Archive for May, 2008
Beauty as gendered
Gender is textually exhausted. Any attempt to define its characteristics are old and boring, a sign of backwardness. The excess of gender bending texts, texts designed to disrupt any sense of gender roles as a natural state, reveal that gender is merely a conditioning, an artifice.
To try and characterize a sex smacks of conservatism, the hope to preserve a past when roles where assumed to be stagnant.
To define a gender evokes a stereotype, not a person. It evokes the archetype. A list of characteristics: nuturing, tender, sensuous, etc.
Gender archetypes, like all archetypes, describe a platonic mirror world, a fiction available to describe both males and females. Gendered characteristics have always described both/neither of the person world (which is full of individuals).
As we construct a notion of gender, or a notion of non-differentiated gender, the new ideal, we use the characteristics of a historically predetermined gender to write this new one, to make ourselves. We make gender out of the historically available fragments.
When we deal with historical conditions that created gender we understand they never described anyone only culture with its aesthetic of control, usually masculine control.
The construction of the feminine explains the male’s self construction. Where the feminine was imposed, the masculine conceived.
Beauty was femaled and othered.
Beauty defined as decadence/ pleasure /decay, is no ideal against the central value of efficiency. Modernity, at least the branch of modernity with a strict sense of logic and rationality, reduces, seeks essence.
Beauty is propositional. Has no essence. Refuses definition. Offers pleasure without shame. Celebrates.
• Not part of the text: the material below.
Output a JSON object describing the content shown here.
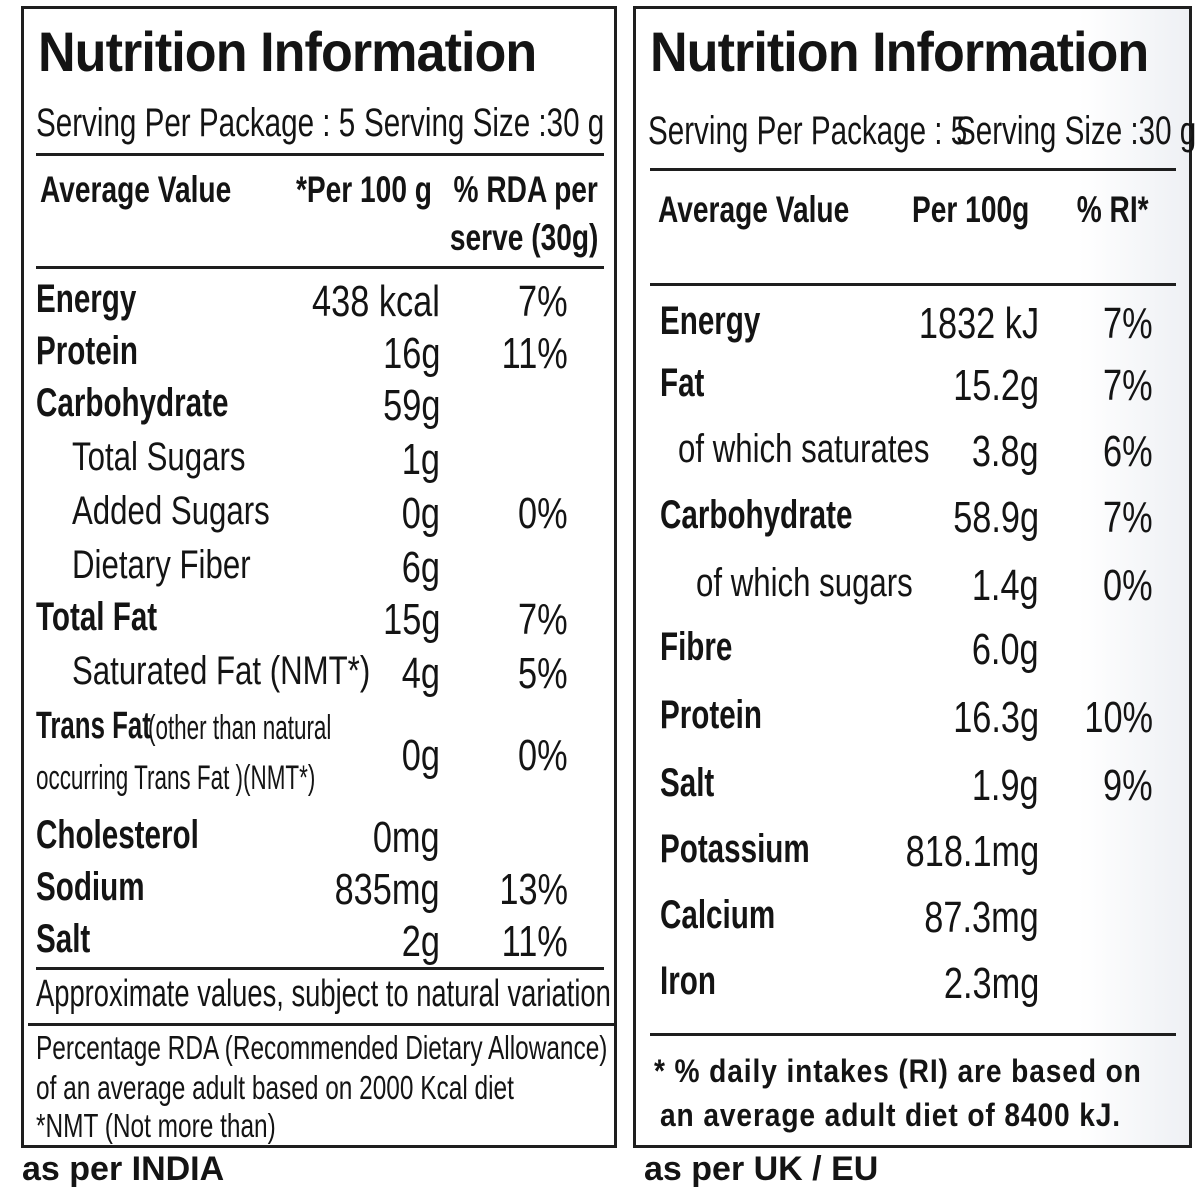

The feminine contains a slew of metaphors we can use as a frame of reference. The feminine is a convenient repository of meanings, but the gender of the maker does not matter. Because the feminine was defined by and against the masculine, it becomes a useful tool in defining the masculine metaphors that perpetuate violence. It also becomes the masculine metaphor’s alternative. However, we’re no longer talking about people but about gendered texts.